Saturday, June 15, 2013

The Triple Crown of Museums

            I can't believe yesterday marked the second week of our journey to Machu Picchu. I hope that time slows down because before we know it we'll be boarding the plane back to Atlanta. The day was jammed packed with three different museums and a food festival in the morning. The museums we went to were some of the best that we have visited on the trip.

            The first museum of the day was the Museum of Pre-Columbian Art, which was connected to the Larco museum that we visited in Lima. The set up of the museum was very nice and had many similar artifacts to the ones we had seen at the Larco. I really enjoyed getting to see the many works of different cultures that I had written about for my Geometry essay last week. When I was going through the museums this time, I had a much better idea of the timeline and locations of the different civilations. There were a few displays that really stood out to me. They were the the wooden carvings of the Chimu, the variety of cooking bowls from the Mochica and the size of the aribalos that the Inca are famous for. The wooden carvings were fun to see because there are not many wooden artifacts left since they decompose easier over time. The Mochica's cooking bowls were interesting because it suggested that they would have had different bowls for their poultry, fish and vegetables. I'm not sure if I had just missed the giant aribalos at the other museums or if this museum had three of the biggest I'd seen. The shortest of the three on display was still over 3 feet tall! I wish there was a scale in the picture below, but here is one of the aribalos in a stand.


            The History of the Inca Museum (http://www.sacred-destinations.com/peru/cusco-museo-inka) had many great exhibits that we had not seen in other museums. I really liked the model of the sacred city of Choquequirao. I had not heard of this Incan city before, but the Incas had a lot of sacred cities, including Machu Picchu! There was one section of the city labelled as the administrative Pikiwasi sector that had a building with a round wall facing the northeast. The wall was missing a section which Dr. Brown and I agreed would have most likely been for alignment with a certain sunrise or another celestial alignment. In this museum they also had a painting of Cusco from when it was first being built, and you could see how the city plans made the shape of a puma! The puma was a significant figure in Andean cultures that symbolized the earth. The condor (or bird of prey) and the serpent were the other two figures that represented the heavens and the underworld, respectively. Another amazing fact about the Inca that I had not heard until this museum was that if you were to take the Incan empire at its peak when it controlled the majority of the Pacific coastline of South America and impose that land area over Europe, it would stretch from the northwest of Spain in the Galicia region all the way into western Russia! The museum did not allow photography, however, I wanted to add this in today’s blog so I snuck the picture!
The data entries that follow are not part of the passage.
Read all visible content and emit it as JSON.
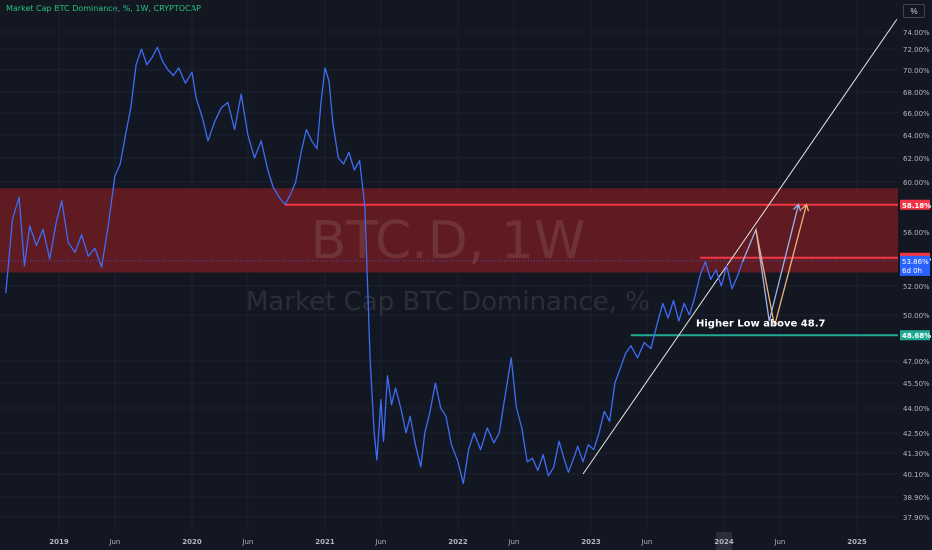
{
  "header": {
    "title": "Market Cap BTC Dominance, %, 1W, CRYPTOCAP",
    "scale_button": "%"
  },
  "colors": {
    "background": "#131722",
    "series": "#3d6cf5",
    "resistance": "#f23645",
    "support": "#22ab94",
    "zone": "#7a1d22",
    "trendline": "#e6e6e6",
    "projection_1": "#9db3e8",
    "projection_2": "#f0b27a",
    "axis_text": "#b2b5be",
    "grid": "#1c2030"
  },
  "chart_data": {
    "type": "line",
    "symbol": "BTC.D, 1W",
    "watermark": [
      "BTC.D, 1W",
      "Market Cap BTC Dominance, %"
    ],
    "series": [
      {
        "name": "",
        "points": [
          [
            2018.6,
            51.5
          ],
          [
            2018.65,
            57.0
          ],
          [
            2018.7,
            58.8
          ],
          [
            2018.74,
            53.5
          ],
          [
            2018.78,
            56.5
          ],
          [
            2018.83,
            55.0
          ],
          [
            2018.88,
            56.2
          ],
          [
            2018.93,
            54.0
          ],
          [
            2018.98,
            56.8
          ],
          [
            2019.02,
            58.5
          ],
          [
            2019.07,
            55.2
          ],
          [
            2019.12,
            54.5
          ],
          [
            2019.17,
            55.8
          ],
          [
            2019.22,
            54.2
          ],
          [
            2019.27,
            54.8
          ],
          [
            2019.32,
            53.4
          ],
          [
            2019.37,
            56.5
          ],
          [
            2019.42,
            60.5
          ],
          [
            2019.46,
            61.5
          ],
          [
            2019.5,
            64.0
          ],
          [
            2019.54,
            66.5
          ],
          [
            2019.58,
            70.5
          ],
          [
            2019.62,
            72.0
          ],
          [
            2019.66,
            70.5
          ],
          [
            2019.7,
            71.2
          ],
          [
            2019.74,
            72.2
          ],
          [
            2019.78,
            70.8
          ],
          [
            2019.82,
            70.0
          ],
          [
            2019.86,
            69.5
          ],
          [
            2019.9,
            70.2
          ],
          [
            2019.95,
            68.8
          ],
          [
            2020.0,
            69.8
          ],
          [
            2020.03,
            67.5
          ],
          [
            2020.08,
            65.5
          ],
          [
            2020.12,
            63.5
          ],
          [
            2020.17,
            65.2
          ],
          [
            2020.22,
            66.5
          ],
          [
            2020.27,
            67.0
          ],
          [
            2020.32,
            64.5
          ],
          [
            2020.37,
            67.8
          ],
          [
            2020.42,
            64.0
          ],
          [
            2020.47,
            62.0
          ],
          [
            2020.52,
            63.5
          ],
          [
            2020.57,
            61.0
          ],
          [
            2020.61,
            59.6
          ],
          [
            2020.66,
            58.7
          ],
          [
            2020.7,
            58.2
          ],
          [
            2020.74,
            59.0
          ],
          [
            2020.78,
            60.0
          ],
          [
            2020.82,
            62.5
          ],
          [
            2020.86,
            64.5
          ],
          [
            2020.9,
            63.5
          ],
          [
            2020.94,
            62.8
          ],
          [
            2020.97,
            67.0
          ],
          [
            2021.0,
            70.2
          ],
          [
            2021.03,
            69.0
          ],
          [
            2021.06,
            65.0
          ],
          [
            2021.1,
            62.0
          ],
          [
            2021.14,
            61.5
          ],
          [
            2021.18,
            62.5
          ],
          [
            2021.22,
            61.0
          ],
          [
            2021.26,
            61.8
          ],
          [
            2021.3,
            58.0
          ],
          [
            2021.34,
            47.0
          ],
          [
            2021.37,
            42.5
          ],
          [
            2021.39,
            40.9
          ],
          [
            2021.42,
            44.5
          ],
          [
            2021.44,
            42.0
          ],
          [
            2021.47,
            46.0
          ],
          [
            2021.5,
            44.2
          ],
          [
            2021.53,
            45.2
          ],
          [
            2021.57,
            44.0
          ],
          [
            2021.61,
            42.5
          ],
          [
            2021.64,
            43.5
          ],
          [
            2021.68,
            41.8
          ],
          [
            2021.72,
            40.5
          ],
          [
            2021.75,
            42.5
          ],
          [
            2021.79,
            43.8
          ],
          [
            2021.83,
            45.5
          ],
          [
            2021.87,
            44.0
          ],
          [
            2021.91,
            43.5
          ],
          [
            2021.95,
            41.8
          ],
          [
            2022.0,
            40.8
          ],
          [
            2022.04,
            39.6
          ],
          [
            2022.08,
            41.5
          ],
          [
            2022.12,
            42.5
          ],
          [
            2022.17,
            41.5
          ],
          [
            2022.22,
            42.8
          ],
          [
            2022.27,
            41.9
          ],
          [
            2022.31,
            42.5
          ],
          [
            2022.35,
            44.5
          ],
          [
            2022.4,
            47.2
          ],
          [
            2022.44,
            44.0
          ],
          [
            2022.48,
            42.8
          ],
          [
            2022.52,
            40.8
          ],
          [
            2022.56,
            41.0
          ],
          [
            2022.6,
            40.3
          ],
          [
            2022.64,
            41.2
          ],
          [
            2022.68,
            40.0
          ],
          [
            2022.72,
            40.5
          ],
          [
            2022.76,
            42.0
          ],
          [
            2022.8,
            40.9
          ],
          [
            2022.83,
            40.2
          ],
          [
            2022.87,
            41.0
          ],
          [
            2022.9,
            41.7
          ],
          [
            2022.94,
            40.8
          ],
          [
            2022.98,
            41.8
          ],
          [
            2023.02,
            41.5
          ],
          [
            2023.06,
            42.5
          ],
          [
            2023.1,
            43.8
          ],
          [
            2023.14,
            43.2
          ],
          [
            2023.18,
            45.5
          ],
          [
            2023.22,
            46.5
          ],
          [
            2023.26,
            47.5
          ],
          [
            2023.3,
            48.0
          ],
          [
            2023.35,
            47.2
          ],
          [
            2023.4,
            48.2
          ],
          [
            2023.45,
            47.8
          ],
          [
            2023.5,
            49.5
          ],
          [
            2023.54,
            50.8
          ],
          [
            2023.58,
            49.8
          ],
          [
            2023.62,
            51.0
          ],
          [
            2023.66,
            49.6
          ],
          [
            2023.7,
            50.8
          ],
          [
            2023.74,
            50.0
          ],
          [
            2023.78,
            51.2
          ],
          [
            2023.82,
            52.8
          ],
          [
            2023.86,
            53.8
          ],
          [
            2023.9,
            52.5
          ],
          [
            2023.94,
            53.2
          ],
          [
            2023.98,
            52.0
          ],
          [
            2024.02,
            53.5
          ],
          [
            2024.06,
            51.8
          ],
          [
            2024.1,
            52.7
          ],
          [
            2024.14,
            53.8
          ]
        ]
      }
    ],
    "x_ticks": [
      {
        "x": 2019.0,
        "label": "2019",
        "year": true
      },
      {
        "x": 2019.42,
        "label": "Jun",
        "year": false
      },
      {
        "x": 2020.0,
        "label": "2020",
        "year": true
      },
      {
        "x": 2020.42,
        "label": "Jun",
        "year": false
      },
      {
        "x": 2021.0,
        "label": "2021",
        "year": true
      },
      {
        "x": 2021.42,
        "label": "Jun",
        "year": false
      },
      {
        "x": 2022.0,
        "label": "2022",
        "year": true
      },
      {
        "x": 2022.42,
        "label": "Jun",
        "year": false
      },
      {
        "x": 2023.0,
        "label": "2023",
        "year": true
      },
      {
        "x": 2023.42,
        "label": "Jun",
        "year": false
      },
      {
        "x": 2024.0,
        "label": "2024",
        "year": true
      },
      {
        "x": 2024.42,
        "label": "Jun",
        "year": false
      },
      {
        "x": 2025.0,
        "label": "2025",
        "year": true
      }
    ],
    "y_ticks": [
      {
        "y": 74,
        "label": "74.00%"
      },
      {
        "y": 72,
        "label": "72.00%"
      },
      {
        "y": 70,
        "label": "70.00%"
      },
      {
        "y": 68,
        "label": "68.00%"
      },
      {
        "y": 66,
        "label": "66.00%"
      },
      {
        "y": 64,
        "label": "64.00%"
      },
      {
        "y": 62,
        "label": "62.00%"
      },
      {
        "y": 60,
        "label": "60.00%"
      },
      {
        "y": 56,
        "label": "56.00%"
      },
      {
        "y": 52,
        "label": "52.00%"
      },
      {
        "y": 50,
        "label": "50.00%"
      },
      {
        "y": 47,
        "label": "47.00%"
      },
      {
        "y": 45.5,
        "label": "45.50%"
      },
      {
        "y": 44,
        "label": "44.00%"
      },
      {
        "y": 42.5,
        "label": "42.50%"
      },
      {
        "y": 41.3,
        "label": "41.30%"
      },
      {
        "y": 40.1,
        "label": "40.10%"
      },
      {
        "y": 38.9,
        "label": "38.90%"
      },
      {
        "y": 37.9,
        "label": "37.90%"
      }
    ],
    "zone": {
      "y_top": 59.5,
      "y_bottom": 53.0
    },
    "levels": [
      {
        "y": 58.18,
        "x_start": 2020.7,
        "label": "58.18%",
        "role": "resistance"
      },
      {
        "y": 54.09,
        "x_start": 2023.82,
        "label": "54.09%",
        "role": "resistance"
      },
      {
        "y": 48.68,
        "x_start": 2023.3,
        "label": "48.68%",
        "role": "support"
      }
    ],
    "current": {
      "value": 53.86,
      "label": "53.86%",
      "countdown": "6d 0h"
    },
    "trendline": {
      "from": [
        2022.94,
        40.1
      ],
      "to": [
        2025.3,
        75.5
      ]
    },
    "projections": [
      {
        "points": [
          [
            2024.14,
            53.8
          ],
          [
            2024.24,
            56.2
          ],
          [
            2024.34,
            49.6
          ],
          [
            2024.56,
            58.2
          ]
        ],
        "color_key": "projection_1"
      },
      {
        "points": [
          [
            2024.24,
            56.2
          ],
          [
            2024.38,
            49.3
          ],
          [
            2024.62,
            58.2
          ]
        ],
        "color_key": "projection_2"
      }
    ],
    "annotation": {
      "text": "Higher Low above 48.7",
      "x": 2024.0,
      "y": 49.3
    },
    "current_marker": {
      "x": 2024.0
    }
  }
}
            After a little rest and a lunch break we headed for the hills and the Convent of St. Domingo of Cusco. (http://www.qorikancha.org/Historia.htm) This was a very interesting place because it was built on top of the ruins of Qorikancha, an ancient temple of the Inca. Some of the convent walls were built together with the Incan walls. One exhibit talked about how the Inca had shrines, temples and other sacred places scattered around Cusco called "wakas". All of these places were connected with each other by imaginary lines or "seqes" that started at Qorikancha. There are thought to have been more than 300 wakas connected to Qorikancha by over 40 seqes. In the painting below, you can see the wakas and seqes clearly. Also, the four different colors stand for the four provinces of Cusco. As I said above, this was a great day of sightseeing and we enjoyed some of the greatest museums we've seen so far.